**Solution to Abstract Algebra by Dummit & Foote 3rd edition Chapter 5.1 Exercise 5.1.1**

Show that the center of a direct product is the direct product of the centers: $$Z(G_1 \times \cdots \times G_k) = Z(G_1) \times \cdots Z(G_k).$$ Deduce that a direct product of groups is abelian if and only if each of the factors is abelian.

Solution: We proceed by induction on $k$.

For the base case $k=2$, let $G$ and $H$ be groups.

($\subseteq$) Let $(g,h) \in Z(G \times H)$. Then for all $(a,b) \in G \times H$, $$(ga, hb) = (g,h)(a,b) = (a,b)(g,h) = (ag,bh).$$ Thus $ag = ga$ and $bh = hb$ for all $a \in G$ and $b \in H$; hence $g \in Z(G)$ and $h \in Z(H)$. Thus $(g,h) \in Z(G) \times Z(H)$.

($\supseteq$) Let $(g,h) \in Z(G) \times Z(H)$. Now for all $a \in G$ and $h \in H$, $$(g,h)(a,b) = (ga,hb) = (ag,bh) = (a,b)(g,h).$$ Thus $(g,h) \in Z(G \times H)$. Thus $Z(G \times H) = Z(G) \times Z(H)$.

Now suppose the conclusion holds for any product of $k$ groups for some $k \geq 2$. Then $$Z(\times_{i=1}^{k+1} G_i) = Z(\times_{i=1}^k G_i \times G_{k+1}) = Z(\times_{i=1}^k G_i) \times Z(G_{k+1}) = \times_{i=1}^k Z(G_i) \times Z(G_{k+1}) = \times_{i=1}^{k+1} G_i.$$ By induction, the result holds for any finite direct product.

Now let $G = \times_{i=1}^k G_i$ be a finite direct product of groups.

If each factor $G_i$ is abelian, then $$Z(G) = Z(\times_{i=1}^k G_i) = \times_{i=1}^k Z(G_i) = \times_{i=1}^k G_i = G;$$ hence $G$ is abelian.

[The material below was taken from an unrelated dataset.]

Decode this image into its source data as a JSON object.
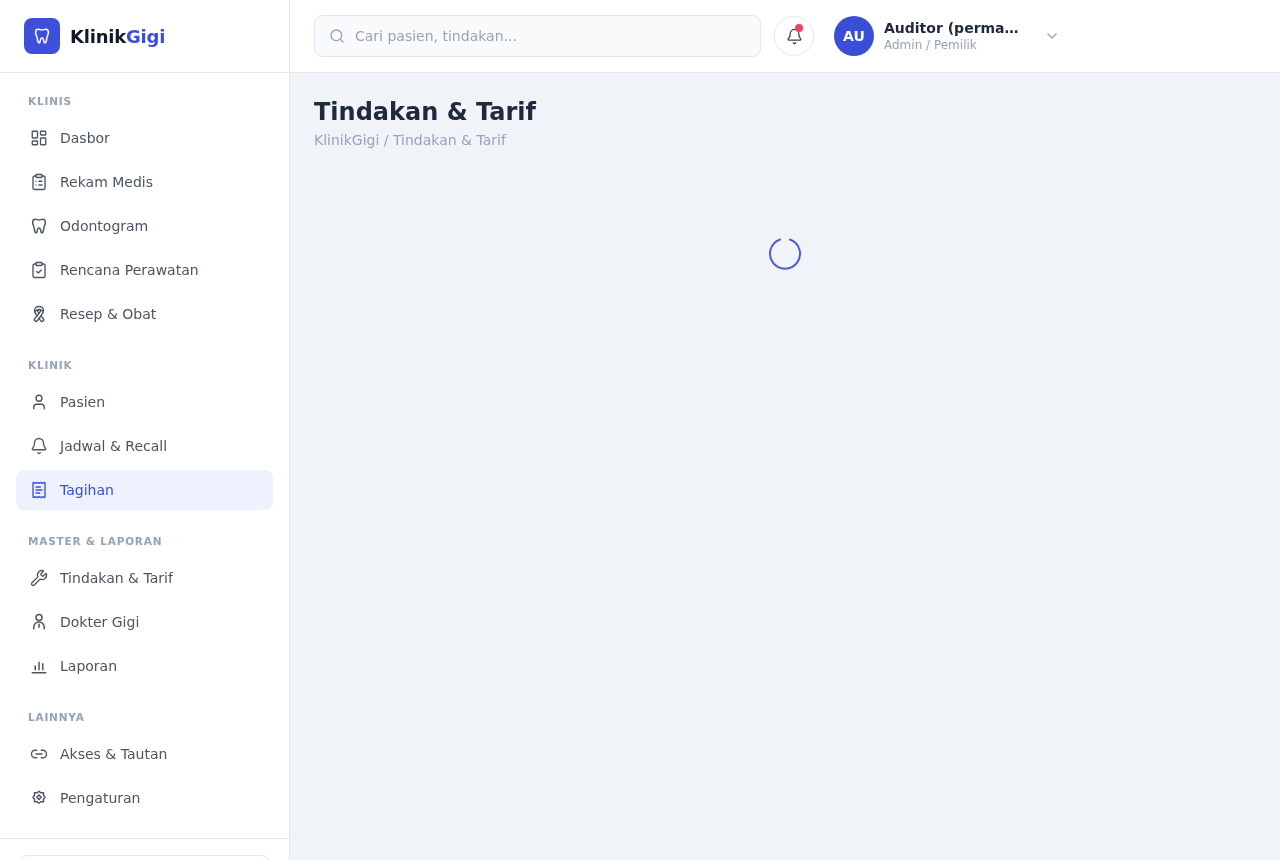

If $G$ is abelian, then $$\times_{i=1}^k Z(G_i) = Z(\times_{i=1}^k G_i) = Z(G) = G = \times_{i=1}^k G_i.$$ If we let $\pi_i$ denote the $i$th coordinate projection, we have $G_i = \pi_i[G] = Z(G_i)$. Hence $G_i$ is abelian for each $i$.